The gender division of the stone age is firmly entrenched in public consciousness, from the portrayal of a bikini-clad cavewoman in the 1966 film One Million Years BC to academic works giving women a supporting role to hunter-gather men.
While men strode out to spear woolly mammoths, women, as mothers or exploited objects of male desire, sheltered in caves from the violent world, according to an understanding said to be increasingly removed from the latest research.
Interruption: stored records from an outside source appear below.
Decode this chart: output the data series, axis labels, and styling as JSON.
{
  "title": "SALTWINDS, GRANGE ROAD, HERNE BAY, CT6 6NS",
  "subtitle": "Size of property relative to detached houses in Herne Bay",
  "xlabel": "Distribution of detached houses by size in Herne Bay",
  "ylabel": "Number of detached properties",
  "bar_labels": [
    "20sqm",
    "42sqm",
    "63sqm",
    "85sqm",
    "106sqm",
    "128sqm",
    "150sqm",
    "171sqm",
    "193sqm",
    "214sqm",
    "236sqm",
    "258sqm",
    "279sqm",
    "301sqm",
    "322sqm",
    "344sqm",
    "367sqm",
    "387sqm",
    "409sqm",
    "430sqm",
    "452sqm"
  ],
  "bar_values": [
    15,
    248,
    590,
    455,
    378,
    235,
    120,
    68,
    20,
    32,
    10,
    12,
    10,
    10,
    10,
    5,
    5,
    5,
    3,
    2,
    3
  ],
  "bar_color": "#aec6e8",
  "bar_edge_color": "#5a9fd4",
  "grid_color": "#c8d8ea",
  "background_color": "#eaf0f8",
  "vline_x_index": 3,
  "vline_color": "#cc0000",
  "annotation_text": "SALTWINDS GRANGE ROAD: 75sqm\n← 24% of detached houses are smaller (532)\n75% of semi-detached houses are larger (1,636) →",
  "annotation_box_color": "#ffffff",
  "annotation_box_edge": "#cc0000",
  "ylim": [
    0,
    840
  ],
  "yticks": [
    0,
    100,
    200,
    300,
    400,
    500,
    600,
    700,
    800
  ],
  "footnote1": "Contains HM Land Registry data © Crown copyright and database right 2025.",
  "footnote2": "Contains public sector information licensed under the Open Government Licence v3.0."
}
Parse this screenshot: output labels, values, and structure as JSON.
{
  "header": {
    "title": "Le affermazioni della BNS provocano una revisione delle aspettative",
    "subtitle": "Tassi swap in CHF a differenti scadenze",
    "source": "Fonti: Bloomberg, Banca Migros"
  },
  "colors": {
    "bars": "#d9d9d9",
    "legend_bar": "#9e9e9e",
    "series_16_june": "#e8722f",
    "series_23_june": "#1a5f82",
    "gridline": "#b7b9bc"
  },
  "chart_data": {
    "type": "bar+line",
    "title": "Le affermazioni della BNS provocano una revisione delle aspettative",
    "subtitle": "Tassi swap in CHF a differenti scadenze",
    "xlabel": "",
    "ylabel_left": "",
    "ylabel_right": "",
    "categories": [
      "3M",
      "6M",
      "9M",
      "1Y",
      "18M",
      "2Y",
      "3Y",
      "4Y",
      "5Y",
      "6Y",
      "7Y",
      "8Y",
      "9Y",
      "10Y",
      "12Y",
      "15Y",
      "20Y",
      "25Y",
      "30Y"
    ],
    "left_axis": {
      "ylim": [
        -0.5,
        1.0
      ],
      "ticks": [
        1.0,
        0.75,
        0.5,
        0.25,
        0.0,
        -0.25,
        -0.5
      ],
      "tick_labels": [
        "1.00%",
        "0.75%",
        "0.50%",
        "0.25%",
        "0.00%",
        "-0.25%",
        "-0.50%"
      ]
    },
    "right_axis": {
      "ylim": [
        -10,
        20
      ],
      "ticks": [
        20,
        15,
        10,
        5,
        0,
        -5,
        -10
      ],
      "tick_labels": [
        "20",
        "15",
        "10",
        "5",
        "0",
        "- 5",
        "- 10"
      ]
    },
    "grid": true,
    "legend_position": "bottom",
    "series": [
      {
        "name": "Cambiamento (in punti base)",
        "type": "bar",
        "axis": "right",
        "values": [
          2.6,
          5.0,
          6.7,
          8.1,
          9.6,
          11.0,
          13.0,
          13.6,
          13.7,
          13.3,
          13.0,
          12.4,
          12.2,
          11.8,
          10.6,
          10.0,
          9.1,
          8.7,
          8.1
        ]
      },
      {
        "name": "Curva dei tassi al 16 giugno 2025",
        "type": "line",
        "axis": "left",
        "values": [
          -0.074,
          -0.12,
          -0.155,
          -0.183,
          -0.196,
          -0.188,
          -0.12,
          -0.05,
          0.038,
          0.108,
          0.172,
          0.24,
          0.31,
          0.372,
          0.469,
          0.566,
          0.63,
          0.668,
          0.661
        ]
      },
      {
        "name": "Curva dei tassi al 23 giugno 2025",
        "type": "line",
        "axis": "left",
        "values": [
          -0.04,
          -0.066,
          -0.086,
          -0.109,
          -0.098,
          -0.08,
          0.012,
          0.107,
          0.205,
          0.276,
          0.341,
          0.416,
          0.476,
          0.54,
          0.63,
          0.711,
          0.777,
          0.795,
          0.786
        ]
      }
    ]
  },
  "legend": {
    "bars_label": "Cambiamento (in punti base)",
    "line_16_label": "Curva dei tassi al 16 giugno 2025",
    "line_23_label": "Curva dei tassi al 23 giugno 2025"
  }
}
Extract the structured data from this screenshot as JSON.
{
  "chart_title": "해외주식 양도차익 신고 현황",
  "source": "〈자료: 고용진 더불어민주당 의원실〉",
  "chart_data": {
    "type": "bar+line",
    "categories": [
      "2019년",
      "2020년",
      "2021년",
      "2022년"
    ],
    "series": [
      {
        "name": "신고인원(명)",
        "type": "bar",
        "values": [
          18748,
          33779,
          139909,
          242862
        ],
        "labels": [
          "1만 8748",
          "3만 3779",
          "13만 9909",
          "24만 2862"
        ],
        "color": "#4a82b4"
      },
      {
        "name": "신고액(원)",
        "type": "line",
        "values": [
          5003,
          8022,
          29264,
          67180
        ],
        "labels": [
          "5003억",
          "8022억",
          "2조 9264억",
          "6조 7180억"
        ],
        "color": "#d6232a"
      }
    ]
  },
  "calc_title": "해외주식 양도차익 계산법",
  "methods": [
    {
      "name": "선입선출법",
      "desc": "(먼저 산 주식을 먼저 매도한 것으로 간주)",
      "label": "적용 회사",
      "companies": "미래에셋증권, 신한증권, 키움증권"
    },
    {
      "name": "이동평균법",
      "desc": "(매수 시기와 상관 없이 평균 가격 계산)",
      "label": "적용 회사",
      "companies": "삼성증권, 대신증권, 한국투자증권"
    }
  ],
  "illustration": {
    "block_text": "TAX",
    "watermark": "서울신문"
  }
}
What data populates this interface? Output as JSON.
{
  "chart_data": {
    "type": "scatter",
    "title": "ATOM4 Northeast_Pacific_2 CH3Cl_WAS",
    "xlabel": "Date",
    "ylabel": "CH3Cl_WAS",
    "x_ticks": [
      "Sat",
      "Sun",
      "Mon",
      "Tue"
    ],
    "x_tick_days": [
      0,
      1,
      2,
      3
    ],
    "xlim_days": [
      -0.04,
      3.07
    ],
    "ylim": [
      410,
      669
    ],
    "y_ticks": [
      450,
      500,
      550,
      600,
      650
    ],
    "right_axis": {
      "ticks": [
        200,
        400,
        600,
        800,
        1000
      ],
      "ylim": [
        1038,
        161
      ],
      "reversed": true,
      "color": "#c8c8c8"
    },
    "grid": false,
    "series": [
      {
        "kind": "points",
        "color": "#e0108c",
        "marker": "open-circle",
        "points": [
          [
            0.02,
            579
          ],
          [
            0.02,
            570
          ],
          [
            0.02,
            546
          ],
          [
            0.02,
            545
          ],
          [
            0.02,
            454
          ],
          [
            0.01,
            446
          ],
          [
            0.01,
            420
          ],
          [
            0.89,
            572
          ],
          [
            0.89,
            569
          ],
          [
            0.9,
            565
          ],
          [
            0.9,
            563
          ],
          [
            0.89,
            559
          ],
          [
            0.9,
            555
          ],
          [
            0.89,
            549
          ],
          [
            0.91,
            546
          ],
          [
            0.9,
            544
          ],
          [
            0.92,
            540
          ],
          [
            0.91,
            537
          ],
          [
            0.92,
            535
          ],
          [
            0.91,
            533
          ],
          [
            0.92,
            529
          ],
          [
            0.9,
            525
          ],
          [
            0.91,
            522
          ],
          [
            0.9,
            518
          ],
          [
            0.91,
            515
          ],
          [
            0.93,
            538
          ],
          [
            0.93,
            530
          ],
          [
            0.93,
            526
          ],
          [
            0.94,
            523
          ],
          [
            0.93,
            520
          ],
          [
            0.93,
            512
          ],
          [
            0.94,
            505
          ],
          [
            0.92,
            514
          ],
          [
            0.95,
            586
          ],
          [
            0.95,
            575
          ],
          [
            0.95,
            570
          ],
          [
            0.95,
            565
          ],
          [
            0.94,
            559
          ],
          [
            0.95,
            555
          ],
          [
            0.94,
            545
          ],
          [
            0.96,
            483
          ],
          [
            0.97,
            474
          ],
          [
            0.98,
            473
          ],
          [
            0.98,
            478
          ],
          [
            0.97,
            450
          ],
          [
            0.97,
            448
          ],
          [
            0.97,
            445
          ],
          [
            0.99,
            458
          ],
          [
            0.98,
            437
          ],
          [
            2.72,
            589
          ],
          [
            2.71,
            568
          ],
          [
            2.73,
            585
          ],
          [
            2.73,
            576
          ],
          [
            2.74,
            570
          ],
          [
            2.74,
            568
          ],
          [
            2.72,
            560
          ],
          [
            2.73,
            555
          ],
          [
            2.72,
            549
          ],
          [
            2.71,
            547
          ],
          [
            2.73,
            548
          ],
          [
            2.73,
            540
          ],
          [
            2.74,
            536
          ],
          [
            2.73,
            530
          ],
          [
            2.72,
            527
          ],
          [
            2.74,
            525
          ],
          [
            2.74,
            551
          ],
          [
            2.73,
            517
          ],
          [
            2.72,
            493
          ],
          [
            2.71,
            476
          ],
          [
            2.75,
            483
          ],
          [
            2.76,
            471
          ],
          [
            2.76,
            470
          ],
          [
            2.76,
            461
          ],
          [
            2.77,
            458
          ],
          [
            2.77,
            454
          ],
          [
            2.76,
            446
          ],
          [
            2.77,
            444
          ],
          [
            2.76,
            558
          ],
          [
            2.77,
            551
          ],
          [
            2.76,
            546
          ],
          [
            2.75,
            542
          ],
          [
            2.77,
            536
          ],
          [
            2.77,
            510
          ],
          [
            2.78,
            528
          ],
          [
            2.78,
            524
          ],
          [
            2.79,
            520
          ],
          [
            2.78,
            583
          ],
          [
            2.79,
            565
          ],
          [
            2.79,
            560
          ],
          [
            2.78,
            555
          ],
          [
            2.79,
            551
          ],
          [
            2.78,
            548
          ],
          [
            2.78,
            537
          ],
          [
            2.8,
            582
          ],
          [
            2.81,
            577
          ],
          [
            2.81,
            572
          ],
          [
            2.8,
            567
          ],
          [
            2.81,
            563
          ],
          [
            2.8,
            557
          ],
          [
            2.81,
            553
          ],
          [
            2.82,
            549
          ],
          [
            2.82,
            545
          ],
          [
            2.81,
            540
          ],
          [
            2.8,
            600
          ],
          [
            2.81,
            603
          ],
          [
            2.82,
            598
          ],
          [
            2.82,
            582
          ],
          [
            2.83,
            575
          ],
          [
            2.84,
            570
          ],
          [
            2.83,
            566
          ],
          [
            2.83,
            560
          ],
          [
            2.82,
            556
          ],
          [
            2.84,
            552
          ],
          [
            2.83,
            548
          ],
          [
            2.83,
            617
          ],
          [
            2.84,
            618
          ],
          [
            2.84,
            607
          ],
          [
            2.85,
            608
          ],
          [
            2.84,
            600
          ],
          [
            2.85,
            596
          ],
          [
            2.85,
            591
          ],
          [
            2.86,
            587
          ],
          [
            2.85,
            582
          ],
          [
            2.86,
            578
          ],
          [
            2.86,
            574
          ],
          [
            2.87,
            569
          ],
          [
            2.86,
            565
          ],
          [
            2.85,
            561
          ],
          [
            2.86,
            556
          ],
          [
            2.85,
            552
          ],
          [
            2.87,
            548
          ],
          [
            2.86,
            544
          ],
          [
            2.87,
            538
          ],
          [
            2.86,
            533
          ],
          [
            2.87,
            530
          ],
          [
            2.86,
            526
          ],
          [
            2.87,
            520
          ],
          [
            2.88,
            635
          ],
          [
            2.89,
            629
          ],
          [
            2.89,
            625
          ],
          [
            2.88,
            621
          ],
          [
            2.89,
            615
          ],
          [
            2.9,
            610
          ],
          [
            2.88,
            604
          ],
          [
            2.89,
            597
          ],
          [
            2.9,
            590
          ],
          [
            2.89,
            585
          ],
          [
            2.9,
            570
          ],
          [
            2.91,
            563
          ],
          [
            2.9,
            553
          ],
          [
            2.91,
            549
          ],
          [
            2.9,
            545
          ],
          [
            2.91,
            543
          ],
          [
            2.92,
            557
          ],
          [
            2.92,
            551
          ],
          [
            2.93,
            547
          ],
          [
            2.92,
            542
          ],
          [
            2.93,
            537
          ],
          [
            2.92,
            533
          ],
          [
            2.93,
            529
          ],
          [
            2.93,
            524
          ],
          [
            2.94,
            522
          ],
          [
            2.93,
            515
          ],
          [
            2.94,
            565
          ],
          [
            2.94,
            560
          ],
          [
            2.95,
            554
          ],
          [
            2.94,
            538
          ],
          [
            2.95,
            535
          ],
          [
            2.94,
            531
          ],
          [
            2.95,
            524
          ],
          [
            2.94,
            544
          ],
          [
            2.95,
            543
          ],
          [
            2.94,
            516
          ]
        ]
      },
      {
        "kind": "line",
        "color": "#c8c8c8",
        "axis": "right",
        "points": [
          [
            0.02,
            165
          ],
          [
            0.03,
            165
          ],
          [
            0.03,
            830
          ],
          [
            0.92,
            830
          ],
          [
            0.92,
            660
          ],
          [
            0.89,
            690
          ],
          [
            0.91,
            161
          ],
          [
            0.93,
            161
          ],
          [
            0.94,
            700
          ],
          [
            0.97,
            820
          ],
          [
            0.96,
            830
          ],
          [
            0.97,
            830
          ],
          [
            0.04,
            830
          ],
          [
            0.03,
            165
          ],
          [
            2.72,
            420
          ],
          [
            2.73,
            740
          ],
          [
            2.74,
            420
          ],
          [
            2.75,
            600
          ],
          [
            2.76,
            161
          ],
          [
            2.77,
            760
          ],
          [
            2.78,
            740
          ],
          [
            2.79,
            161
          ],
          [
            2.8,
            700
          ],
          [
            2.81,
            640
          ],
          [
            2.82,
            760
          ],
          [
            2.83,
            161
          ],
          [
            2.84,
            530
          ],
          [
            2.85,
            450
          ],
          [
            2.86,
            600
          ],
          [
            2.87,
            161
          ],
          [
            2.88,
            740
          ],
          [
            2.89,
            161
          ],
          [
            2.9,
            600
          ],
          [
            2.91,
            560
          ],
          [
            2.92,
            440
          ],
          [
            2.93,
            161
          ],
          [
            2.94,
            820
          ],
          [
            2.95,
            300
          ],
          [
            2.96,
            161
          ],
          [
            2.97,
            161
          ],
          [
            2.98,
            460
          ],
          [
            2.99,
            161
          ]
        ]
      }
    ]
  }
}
The historians and film-makers behind Lady Sapiens: the Woman in Prehistory, a French book and documentary to be published in the UK in September, say they are now trying to debunk the simplistic division of roles by highlighting advances in the study of bones, graves, art and ethnography
For a long time, prehistory was written from the male point of view, and when women were mentioned, they were portrayed as helpless, frightened creatures, protected by overly powerful male hunters.
The reader will be astonished to find that the roles of men and women in the group were not clearly defined, and that all of them cooperated to ensure their survival.
A lack of interest in the role of women among the 19th-century pioneers of research has largely formed today's cliches. There is a lot of art from that period, including Paul Jamin's Dangerous Encounter and Don Chaffey's One Million Years BC.
The purpose was not to portray the pre-historic woman as black-skinned and largely blue-eyed.
She could hunt. She was an important economic player. He said that she could do art and the link between men and women could be very respectful.
The book focuses on the Upper Paleolithic period of 10,000 to 40,000 years ago, and shows how a woman with a baby carrier on her back was able to hunt.
There are studies of skeletons that show the strength of the upper arm muscles of women, and there is evidence of humans hunting big game.
Six people were exhumed and five burial sites were excavated. A man in his 30s and a young woman under the age of 20 were found with hunting tools. A toolkit of everything needed to hunt and butcher a big game had been placed in the young woman's tomb.
The 11 burial sites where women have been interred alongside weapons were found in the US and suggest that the discovery in Peru has wider significance.
According to De Beane, the importance of small-game hunting has been underplayed by researchers, along with fishing, gathering shellfish or hunting small marine animals, all activities women were likely to have been involved in.
Being a mother was just one facet of the life of women of that period. The latest understanding of the diet and lifestyle of the age suggests that they were not pregnant constantly. Studies show that children who remain breastfed until the age of four will have less fertility.
The director of France's Centre for National Research wrote in a book that Paleolithic women were able to have children until they were 30.
The book states that women achieved high status in their communities. The site of the Lady of Cavillon, the remains of a woman who was buried in a skullcap of seashells, is said to be a valuable clue as to the tribe's respect for her.
1.5 million people watched the documentary about the book in France, but it was not without controversy.
In an open letter published in Le Monde last October, nine pre-history specialists wrote that the works systematically eliminate all the elements which could suggest the probability of male domination.
The documentary and book were not about the life and experience of pre-historic women, as so little could be certain.
The role of men and women isn't always clear, but it's important to show the possibilities in pre-history.